他还清楚的记得那本书的名字叫《窗子里的脸》,这是一本科幻悬疑性质的恐怖小说。小男孩斯丹透过玻璃,赫然发现至少一百码外,有座鬼气森森的荒弃老宅的窗户上出现了一张男孩的脸。就是这张脸,激发起他鼓起倔强而勇敢的男孩子气概,暂且放下一股脑儿的恐惧,孤身一人前往老宅对未知世界展开一步步的探索,毅然决然,永不退缩。
书中是这样描写那张脸的:
“清晰地令他感到只要轻轻一伸下手,就可以触摸到那张脸。这张脸上没有表情,眼神空洞呆滞,似乎在盯着他,但又不像。他的目光好像一直穿透了他,盯向他前面无限远的地方。像是真实的,但又像不真实的。它倒更像一幅画,可它又明明不是画。”
他不敢继续读下去,可又被书中引人入胜的故事所吸引,更不愿意被她笑话自己胆小,也是为了能和她一起探讨交流各自对书中故事的看法。总之,他不愿意停住一个个字、一行行扫过书页的如饥似渴的目光,沉浸在书中小男孩的探索之旅。不自觉间,他与小男孩俨然难分彼此,不一不异,他们俩一起背靠着背,团结协作,小心翼翼地共同向前摸索,他们拥有同一颗心脏,分享同样快速跳动着的心跳。他们不怕黑暗,渴望阳光,向往自由自在的展翅翱翔……

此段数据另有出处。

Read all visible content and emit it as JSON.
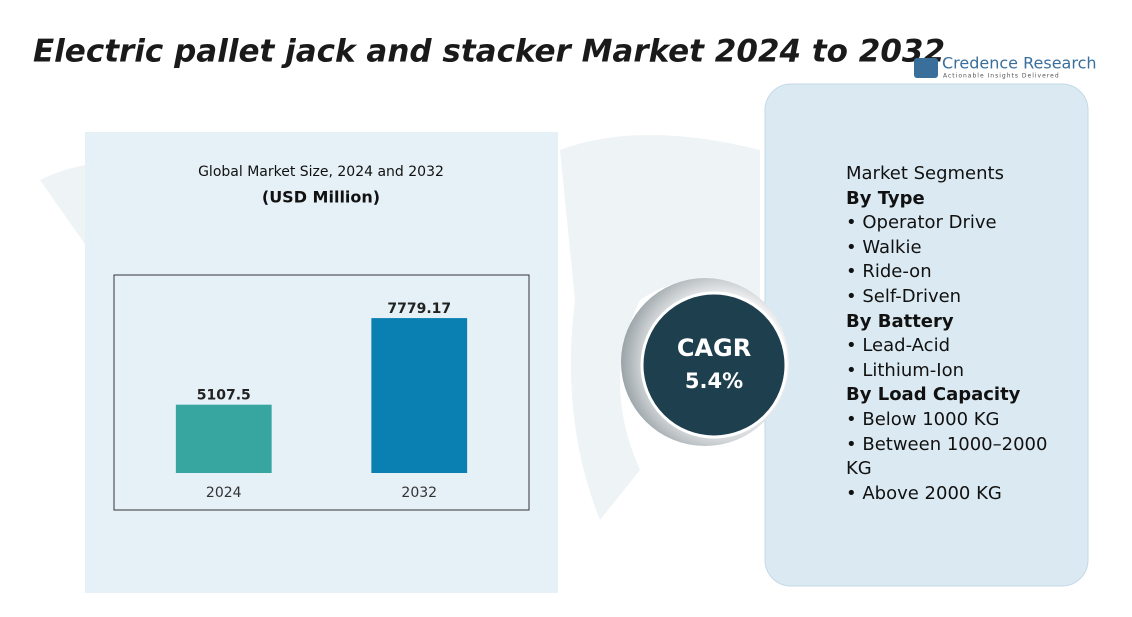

她经常拿着各色不同的书来读,他也每次都会询问她相同的问题,她照旧愿意把自己的书双手递给他,让他与自己分享读书的快乐。这一本本书,起初有些是她刚刚读完的,慢慢也有她还没有读完的,甚至到了后来,她将一些自己根本就没有亦或是不愿意读的书直接给他,这大概是因为她越来越清楚,书对他比起对自己更重要吧;他比自己读得更认真、更细致、体会更深刻吧;或许,他只是猜测,她根本就谈不上喜欢读书,只是拿书来吸引他接近自己。他猜不透个中情形,但是两颗已经充满青春气息的心还没有如何心照不宣地亲密过。他们一向就是如此默契,也彼此真诚地保守着这个秘密。他眼中的她,伴随着自己对她认识的加深,也愈加喜欢她,起初可能仅仅用“可爱”、“甜美”就足以描述她,慢慢的,这样肤浅的辞藻远远不足以刻画她美丽的印象,可能这就是书中讲的所谓爱情的东西吧。
他私下里有个日记本,那是学校发给他的,作为优秀学生的奖品,封皮是棕褐色的。自从喜欢上她,他每周不分时段,都会按捺不住内心强烈的感情在这本日记本上写几首诗,它忠诚地陪着他度过了三年初中学习生活。它上面写满了他的所有精神世界,有喜悦的、有忧愁的、有深深的担心、有无尽的想念、也有对离别的恐惧。有段时间他迷上了篆刻,课余时间总是手里紧握一把小刀,在形形色色的石头上刻刻画画。他曾经亲手在一块青田石上,用不太娴熟的刀法,用心刻下两个篆字——“春琴”,并深深地印在日记本的扉页。现在想来,这两个篆字其实早已与那件红背心、一头乌黑短发、甜美灿烂、圆圆的笑脸融为一体。在他的认识中,她就像风和日丽的阳春三月轻抚山峦的琵琶音,幽雅而又灵动,活泼而又深邃。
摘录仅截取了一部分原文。